Мы остановились и присели на корточки.

- Где? - спросил я.

Мак-Комер коснулся дороги грубым коричневым пальцем.

- Вот характерное "S",- нетерпеливо сказал он. - Здесь и вот здесь. Да, машина проехала недавно. Неужели вы не видите, доктор? - Что у вас с глазами?

- У меня аккомодация десять-Д, - сказал я. - Нормальное зрение.

- В этом-то все дело, - сказал он выпрямляясь.- Вы бы их легко разглядели, если бы носили очки. Ничего страшного.

Мы двинулись дальше. Мак-Комер по-прежнему светил фонариком на дорогу. Может быть, он мне не поверил - подумал, что на самом деле я ношу очки, а сейчас просто не признался из мелкого тщеславия, свойственного некоторым людям. Мак-Комер должен был знать, что такое аккомодация десять-Д и нормальное зрение.
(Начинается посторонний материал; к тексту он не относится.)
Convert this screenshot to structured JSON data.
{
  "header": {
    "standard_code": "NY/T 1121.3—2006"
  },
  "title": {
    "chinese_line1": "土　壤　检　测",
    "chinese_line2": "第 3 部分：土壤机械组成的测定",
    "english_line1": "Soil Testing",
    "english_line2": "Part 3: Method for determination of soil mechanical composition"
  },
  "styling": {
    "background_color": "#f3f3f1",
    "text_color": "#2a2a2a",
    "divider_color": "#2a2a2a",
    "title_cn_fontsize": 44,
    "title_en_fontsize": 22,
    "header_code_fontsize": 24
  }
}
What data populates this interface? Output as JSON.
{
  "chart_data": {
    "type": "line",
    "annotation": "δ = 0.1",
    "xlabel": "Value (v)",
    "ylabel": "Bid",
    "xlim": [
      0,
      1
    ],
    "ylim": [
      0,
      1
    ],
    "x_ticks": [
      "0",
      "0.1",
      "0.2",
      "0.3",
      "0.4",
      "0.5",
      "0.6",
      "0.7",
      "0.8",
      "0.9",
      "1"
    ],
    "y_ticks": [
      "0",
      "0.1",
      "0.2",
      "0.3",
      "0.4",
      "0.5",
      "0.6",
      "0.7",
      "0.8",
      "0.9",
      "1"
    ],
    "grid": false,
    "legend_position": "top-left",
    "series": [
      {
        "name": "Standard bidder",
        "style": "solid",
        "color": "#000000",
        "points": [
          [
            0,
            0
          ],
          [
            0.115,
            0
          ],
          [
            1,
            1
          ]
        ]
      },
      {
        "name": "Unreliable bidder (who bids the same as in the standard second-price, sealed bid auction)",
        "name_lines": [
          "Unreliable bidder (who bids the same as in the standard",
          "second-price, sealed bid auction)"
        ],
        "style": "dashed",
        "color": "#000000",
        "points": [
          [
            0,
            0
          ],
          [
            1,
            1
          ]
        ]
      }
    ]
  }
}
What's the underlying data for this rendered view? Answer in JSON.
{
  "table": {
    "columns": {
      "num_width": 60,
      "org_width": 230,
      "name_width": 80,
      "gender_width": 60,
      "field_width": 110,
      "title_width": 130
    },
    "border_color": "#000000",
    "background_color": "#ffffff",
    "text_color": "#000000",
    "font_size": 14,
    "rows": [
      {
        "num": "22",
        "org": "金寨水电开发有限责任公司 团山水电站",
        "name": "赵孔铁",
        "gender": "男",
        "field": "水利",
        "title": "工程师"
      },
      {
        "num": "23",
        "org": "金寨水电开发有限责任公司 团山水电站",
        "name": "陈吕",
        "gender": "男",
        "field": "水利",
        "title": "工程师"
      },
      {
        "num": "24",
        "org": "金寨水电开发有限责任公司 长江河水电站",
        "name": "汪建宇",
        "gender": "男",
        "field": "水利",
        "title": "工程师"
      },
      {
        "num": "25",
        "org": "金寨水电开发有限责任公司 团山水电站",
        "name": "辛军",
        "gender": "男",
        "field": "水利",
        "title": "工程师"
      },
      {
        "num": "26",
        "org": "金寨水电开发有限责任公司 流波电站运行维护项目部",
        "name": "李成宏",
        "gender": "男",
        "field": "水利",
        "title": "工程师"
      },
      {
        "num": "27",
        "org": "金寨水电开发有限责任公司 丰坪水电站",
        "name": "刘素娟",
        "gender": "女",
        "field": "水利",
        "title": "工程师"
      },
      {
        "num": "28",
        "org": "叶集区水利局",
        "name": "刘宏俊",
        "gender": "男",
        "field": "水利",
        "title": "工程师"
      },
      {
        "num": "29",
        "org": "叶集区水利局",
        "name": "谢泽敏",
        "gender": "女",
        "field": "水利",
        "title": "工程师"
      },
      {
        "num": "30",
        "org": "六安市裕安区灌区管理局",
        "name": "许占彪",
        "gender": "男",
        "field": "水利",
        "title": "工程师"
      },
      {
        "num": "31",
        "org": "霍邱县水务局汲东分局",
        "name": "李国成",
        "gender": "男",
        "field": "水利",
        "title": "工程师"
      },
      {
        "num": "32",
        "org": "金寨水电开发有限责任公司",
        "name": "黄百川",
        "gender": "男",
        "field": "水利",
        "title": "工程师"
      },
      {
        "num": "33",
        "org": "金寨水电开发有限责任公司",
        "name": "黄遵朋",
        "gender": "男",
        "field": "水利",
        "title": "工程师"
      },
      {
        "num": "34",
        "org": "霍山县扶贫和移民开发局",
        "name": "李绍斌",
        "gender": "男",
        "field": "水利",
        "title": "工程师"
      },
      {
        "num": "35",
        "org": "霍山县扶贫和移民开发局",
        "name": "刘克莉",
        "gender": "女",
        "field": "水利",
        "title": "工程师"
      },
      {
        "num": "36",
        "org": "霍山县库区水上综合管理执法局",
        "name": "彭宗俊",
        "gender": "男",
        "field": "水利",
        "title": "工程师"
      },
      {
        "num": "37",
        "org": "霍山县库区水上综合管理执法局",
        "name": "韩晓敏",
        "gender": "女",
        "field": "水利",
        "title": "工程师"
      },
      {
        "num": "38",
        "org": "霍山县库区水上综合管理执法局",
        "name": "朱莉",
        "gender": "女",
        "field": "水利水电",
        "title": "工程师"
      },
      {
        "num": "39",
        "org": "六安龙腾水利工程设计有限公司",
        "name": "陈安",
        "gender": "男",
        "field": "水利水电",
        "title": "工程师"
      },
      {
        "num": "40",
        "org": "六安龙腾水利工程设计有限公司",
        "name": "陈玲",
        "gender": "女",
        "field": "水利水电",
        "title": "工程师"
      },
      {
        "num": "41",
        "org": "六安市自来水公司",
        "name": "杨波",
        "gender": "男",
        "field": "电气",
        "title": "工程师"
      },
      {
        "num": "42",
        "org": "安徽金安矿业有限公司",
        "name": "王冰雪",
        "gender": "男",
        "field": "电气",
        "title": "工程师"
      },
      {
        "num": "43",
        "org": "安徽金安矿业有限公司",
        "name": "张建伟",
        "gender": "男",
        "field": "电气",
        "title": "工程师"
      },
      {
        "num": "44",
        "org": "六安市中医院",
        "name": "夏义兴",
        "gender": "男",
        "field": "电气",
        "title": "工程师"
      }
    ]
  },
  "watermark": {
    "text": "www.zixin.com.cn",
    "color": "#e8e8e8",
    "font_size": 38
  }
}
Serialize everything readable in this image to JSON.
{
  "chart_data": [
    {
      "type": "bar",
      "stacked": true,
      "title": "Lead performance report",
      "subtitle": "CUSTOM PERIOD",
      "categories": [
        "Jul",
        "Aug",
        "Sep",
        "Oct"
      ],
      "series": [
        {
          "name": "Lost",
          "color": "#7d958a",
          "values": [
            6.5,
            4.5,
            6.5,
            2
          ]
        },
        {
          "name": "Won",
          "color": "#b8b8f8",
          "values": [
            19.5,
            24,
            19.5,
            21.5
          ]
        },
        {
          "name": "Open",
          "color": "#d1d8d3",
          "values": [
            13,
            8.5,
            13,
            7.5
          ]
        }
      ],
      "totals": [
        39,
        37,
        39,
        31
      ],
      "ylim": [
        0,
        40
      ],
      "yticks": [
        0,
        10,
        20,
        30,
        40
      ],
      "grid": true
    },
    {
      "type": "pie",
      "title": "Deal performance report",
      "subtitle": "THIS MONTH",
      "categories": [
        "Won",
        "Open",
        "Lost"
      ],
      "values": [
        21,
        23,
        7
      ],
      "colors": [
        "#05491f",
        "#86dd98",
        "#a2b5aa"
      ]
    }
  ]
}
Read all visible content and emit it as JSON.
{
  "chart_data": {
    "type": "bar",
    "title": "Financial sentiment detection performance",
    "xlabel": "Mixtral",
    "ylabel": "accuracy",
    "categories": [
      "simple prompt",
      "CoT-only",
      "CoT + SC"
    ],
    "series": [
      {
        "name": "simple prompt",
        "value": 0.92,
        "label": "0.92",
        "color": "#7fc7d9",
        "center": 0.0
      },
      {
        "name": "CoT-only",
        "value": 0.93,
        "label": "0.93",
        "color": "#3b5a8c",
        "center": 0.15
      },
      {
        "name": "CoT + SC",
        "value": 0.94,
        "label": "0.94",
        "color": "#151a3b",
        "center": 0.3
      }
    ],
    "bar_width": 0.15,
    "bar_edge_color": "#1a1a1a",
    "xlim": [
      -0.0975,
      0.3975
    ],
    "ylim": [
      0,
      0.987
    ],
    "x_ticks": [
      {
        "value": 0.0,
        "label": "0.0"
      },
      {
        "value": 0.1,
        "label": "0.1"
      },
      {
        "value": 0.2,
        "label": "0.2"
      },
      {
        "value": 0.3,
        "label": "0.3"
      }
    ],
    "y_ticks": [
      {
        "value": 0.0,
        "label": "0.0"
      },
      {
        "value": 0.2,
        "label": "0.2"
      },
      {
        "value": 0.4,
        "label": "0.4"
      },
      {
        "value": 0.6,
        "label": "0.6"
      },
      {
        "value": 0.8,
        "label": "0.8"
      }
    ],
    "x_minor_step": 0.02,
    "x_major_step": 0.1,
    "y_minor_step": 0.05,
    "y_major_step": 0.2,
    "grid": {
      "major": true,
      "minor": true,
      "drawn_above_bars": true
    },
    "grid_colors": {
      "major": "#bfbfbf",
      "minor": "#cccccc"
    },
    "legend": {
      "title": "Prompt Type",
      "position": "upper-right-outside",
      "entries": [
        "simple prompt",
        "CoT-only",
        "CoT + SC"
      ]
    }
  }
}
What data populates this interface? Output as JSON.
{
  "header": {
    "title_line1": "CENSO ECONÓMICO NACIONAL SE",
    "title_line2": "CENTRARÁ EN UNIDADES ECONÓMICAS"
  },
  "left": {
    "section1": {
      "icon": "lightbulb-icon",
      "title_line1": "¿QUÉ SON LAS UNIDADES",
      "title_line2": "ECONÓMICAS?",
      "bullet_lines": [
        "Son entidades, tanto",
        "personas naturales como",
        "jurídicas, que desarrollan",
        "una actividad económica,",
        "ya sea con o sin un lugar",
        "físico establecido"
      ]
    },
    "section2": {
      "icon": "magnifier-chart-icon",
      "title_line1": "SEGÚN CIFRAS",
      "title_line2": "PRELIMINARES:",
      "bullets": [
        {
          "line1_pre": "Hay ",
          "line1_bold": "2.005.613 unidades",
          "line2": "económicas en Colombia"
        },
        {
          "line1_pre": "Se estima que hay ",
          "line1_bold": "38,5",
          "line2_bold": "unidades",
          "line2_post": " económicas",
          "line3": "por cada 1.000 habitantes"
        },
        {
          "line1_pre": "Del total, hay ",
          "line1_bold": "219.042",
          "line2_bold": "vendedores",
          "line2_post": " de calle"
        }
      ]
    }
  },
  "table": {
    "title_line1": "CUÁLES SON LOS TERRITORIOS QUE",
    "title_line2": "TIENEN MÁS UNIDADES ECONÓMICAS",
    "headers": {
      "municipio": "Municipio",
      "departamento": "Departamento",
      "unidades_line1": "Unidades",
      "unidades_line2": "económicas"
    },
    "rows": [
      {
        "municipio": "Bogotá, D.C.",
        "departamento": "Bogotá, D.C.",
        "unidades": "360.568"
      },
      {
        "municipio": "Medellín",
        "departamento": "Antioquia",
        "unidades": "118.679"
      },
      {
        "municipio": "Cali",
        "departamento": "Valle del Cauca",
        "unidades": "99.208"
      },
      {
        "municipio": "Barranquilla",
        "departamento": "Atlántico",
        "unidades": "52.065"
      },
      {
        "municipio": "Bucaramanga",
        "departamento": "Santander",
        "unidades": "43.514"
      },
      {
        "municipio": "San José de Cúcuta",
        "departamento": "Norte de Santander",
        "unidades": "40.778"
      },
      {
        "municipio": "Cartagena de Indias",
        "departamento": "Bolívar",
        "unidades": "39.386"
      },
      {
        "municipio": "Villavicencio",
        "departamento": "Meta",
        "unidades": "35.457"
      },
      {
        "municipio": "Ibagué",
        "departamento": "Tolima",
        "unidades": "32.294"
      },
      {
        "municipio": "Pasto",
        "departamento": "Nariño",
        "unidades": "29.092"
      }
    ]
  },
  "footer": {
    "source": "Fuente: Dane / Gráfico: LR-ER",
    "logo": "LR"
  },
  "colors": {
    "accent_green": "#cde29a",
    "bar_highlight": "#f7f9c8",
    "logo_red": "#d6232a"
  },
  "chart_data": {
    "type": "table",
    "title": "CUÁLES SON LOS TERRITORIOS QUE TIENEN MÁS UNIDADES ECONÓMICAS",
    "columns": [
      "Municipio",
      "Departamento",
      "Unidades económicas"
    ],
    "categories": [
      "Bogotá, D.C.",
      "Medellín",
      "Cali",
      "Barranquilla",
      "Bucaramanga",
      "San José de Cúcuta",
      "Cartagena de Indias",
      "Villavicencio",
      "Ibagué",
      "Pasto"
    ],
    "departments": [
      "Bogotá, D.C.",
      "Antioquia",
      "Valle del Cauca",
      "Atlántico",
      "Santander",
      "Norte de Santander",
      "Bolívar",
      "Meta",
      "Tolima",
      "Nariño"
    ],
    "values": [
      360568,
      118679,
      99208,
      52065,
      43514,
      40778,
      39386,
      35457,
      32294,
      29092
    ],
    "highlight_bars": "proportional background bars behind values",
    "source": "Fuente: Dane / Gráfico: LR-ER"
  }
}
Он, наверняка, знал офтальмологию лучше любого окулиста, а анатомию лучше анатома, хотя и не был практическим врачом. У меня и в самом деле отличное зрение. Недавно я прошел комиссию в морскую авиацию, и в следующем месяце получу наконец свои нашивки после трехлетней борьбы за уход из больницы Святого Джонса - в армии тоже нужны хирурги. Так что я в своем зрении не сомневаюсь.

Я подумал, что Мак-Комер, может быть, просто внушил себе, что видит эти следы. Он знал, что мимо проехала машина - значит, здесь должны быть следы. Но я уверен, что никаких следов нет. Дорога твердая и сухая, и на ней нет пыли, на которой колеса могли бы оставить след. Твердая коричневая глина, кремневая галька и гранит.

Но серый автомобиль смерти все-таки проехал здесь, независимо от того, остались следы или нет. В этом профессор прав.

Мы подошли к дому с крышей-скелетом и выбитыми стеклами, стоящему среди высокой травы. Здесь, совсем рядом, я слышал странное кваканье, когда поднял эту чертову шляпу, а потом отшвырнул ее в сторону и пошел дальше.

Сейчас было тихо. Но на дороге возле этого места была кровь. Капли и маленькие лужицы. Они блестели в пляшущем свете фонарика. Мак-Комер остановился рядом со мной, наклонив лысую голову и ссутулившись. Да, это было то самое место. Но в прошлый раз я прошел мимо, не заметив крови. На дороге виден был круглый кровавый след ботинка на каучуковой подошве. Это был мой след.

Мы пошли по кровавому следу в заросший высокой травой кювет и там увидели Флейла. Он лежал навзничь на влажной земле, на дне канавы. Черные индейские глаза на смуглом лице смотрели в небо. Блестящие черные индейские волосы лежали, как подушка, под его головой. На Флейле была та же пропотевшая синяя рубашка, брюки цвета хаки и мягкие мокасины, в которых он шел, волоча ноги, когда я увидел его на закате у перекрестка Топкой дороги. Пиджак, который был тогда переброшен через его плечо, был по-прежнему зажат в правой руке.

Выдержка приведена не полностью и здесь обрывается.